Ce vendredi 28 août 2026, l’émotion était vive dans le quartier de Mafanco, situé dans la commune de Matam, où Alya Camara, un menuisier de 60 ans, a tragiquement perdu la vie après avoir chuté du quatrième étage d’un immeuble en construction.
Le drame s’est produit dans l’après-midi, sous les yeux pétrifiés de ses coéquipiers. Père de famille dévoué, marié et père de huit enfants, Alya Camara était arrivé sur le site aux alentours de la mi-journée pour prêter main-forte à ses collègues sur la pose du coffrage.

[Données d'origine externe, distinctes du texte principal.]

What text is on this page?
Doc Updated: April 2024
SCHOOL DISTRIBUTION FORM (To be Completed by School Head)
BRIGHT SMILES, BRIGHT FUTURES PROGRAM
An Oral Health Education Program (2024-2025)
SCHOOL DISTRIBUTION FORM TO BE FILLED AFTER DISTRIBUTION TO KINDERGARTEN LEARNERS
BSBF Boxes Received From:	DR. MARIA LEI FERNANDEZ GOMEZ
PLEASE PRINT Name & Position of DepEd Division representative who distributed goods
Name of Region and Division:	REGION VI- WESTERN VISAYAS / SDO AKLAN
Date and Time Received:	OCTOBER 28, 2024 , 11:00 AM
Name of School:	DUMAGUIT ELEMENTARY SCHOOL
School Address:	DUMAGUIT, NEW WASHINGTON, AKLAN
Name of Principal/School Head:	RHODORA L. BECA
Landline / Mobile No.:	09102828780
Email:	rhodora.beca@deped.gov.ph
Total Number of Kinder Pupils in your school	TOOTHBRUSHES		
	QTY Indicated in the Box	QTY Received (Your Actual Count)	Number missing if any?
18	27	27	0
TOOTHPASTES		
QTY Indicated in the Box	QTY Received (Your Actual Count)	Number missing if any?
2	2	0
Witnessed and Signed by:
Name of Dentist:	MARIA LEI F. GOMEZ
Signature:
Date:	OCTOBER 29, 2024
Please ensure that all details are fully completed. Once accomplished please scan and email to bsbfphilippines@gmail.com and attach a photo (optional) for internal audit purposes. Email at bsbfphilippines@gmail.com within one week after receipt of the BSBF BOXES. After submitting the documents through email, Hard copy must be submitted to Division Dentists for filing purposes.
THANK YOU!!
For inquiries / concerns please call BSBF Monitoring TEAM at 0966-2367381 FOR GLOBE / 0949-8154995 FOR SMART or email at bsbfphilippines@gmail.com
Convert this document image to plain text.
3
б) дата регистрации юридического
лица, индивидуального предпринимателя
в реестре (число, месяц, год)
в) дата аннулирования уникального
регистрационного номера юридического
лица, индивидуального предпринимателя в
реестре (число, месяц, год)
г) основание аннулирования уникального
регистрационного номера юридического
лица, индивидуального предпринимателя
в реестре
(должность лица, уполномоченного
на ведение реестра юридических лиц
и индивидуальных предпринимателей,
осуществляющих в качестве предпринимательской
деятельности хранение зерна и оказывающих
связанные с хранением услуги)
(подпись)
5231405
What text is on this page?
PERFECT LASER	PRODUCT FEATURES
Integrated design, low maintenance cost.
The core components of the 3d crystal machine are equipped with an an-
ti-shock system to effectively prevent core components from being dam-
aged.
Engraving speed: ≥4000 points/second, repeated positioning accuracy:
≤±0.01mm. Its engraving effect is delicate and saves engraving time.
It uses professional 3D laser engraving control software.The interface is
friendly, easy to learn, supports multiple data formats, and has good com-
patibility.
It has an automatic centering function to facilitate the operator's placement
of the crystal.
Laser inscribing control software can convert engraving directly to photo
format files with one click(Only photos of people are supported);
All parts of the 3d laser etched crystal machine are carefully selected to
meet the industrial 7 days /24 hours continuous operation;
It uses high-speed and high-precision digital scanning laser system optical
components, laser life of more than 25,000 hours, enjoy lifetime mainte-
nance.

Sékou Finando, témoin direct de la scène et encore sous le choc, raconte les derniers instants de la victime :
«Ce matin, je suis venu tôt avec un autre collègue. Maître Alya, lui, nous a rejoints vers la mi-journée. Nous avons commencé à poser les bois sur les poteaux. Mon collègue, maître Bangoura, coupait les pièces pendant que maître Alya s’occupait de la pose en hauteur. Il m’a demandé de lui tendre une pièce en me disant de ne pas avoir peur. C’est en tentant d’ajuster ce bois sur le poteau qu’il a perdu l’équilibre et fait une chute mortelle. Dans sa chute, son casque de protection s’est détaché ; il a percuté violemment le sol avec la tête et est décédé sur le coup. C’est mon cri d’alerte qui a fait venir les gens.»
Le choc de l’impact n’a laissé aucune chance au sexagénaire, provoquant une onde de choc immédiate parmi les ouvriers et les riverains rassemblés au pied du bâtiment.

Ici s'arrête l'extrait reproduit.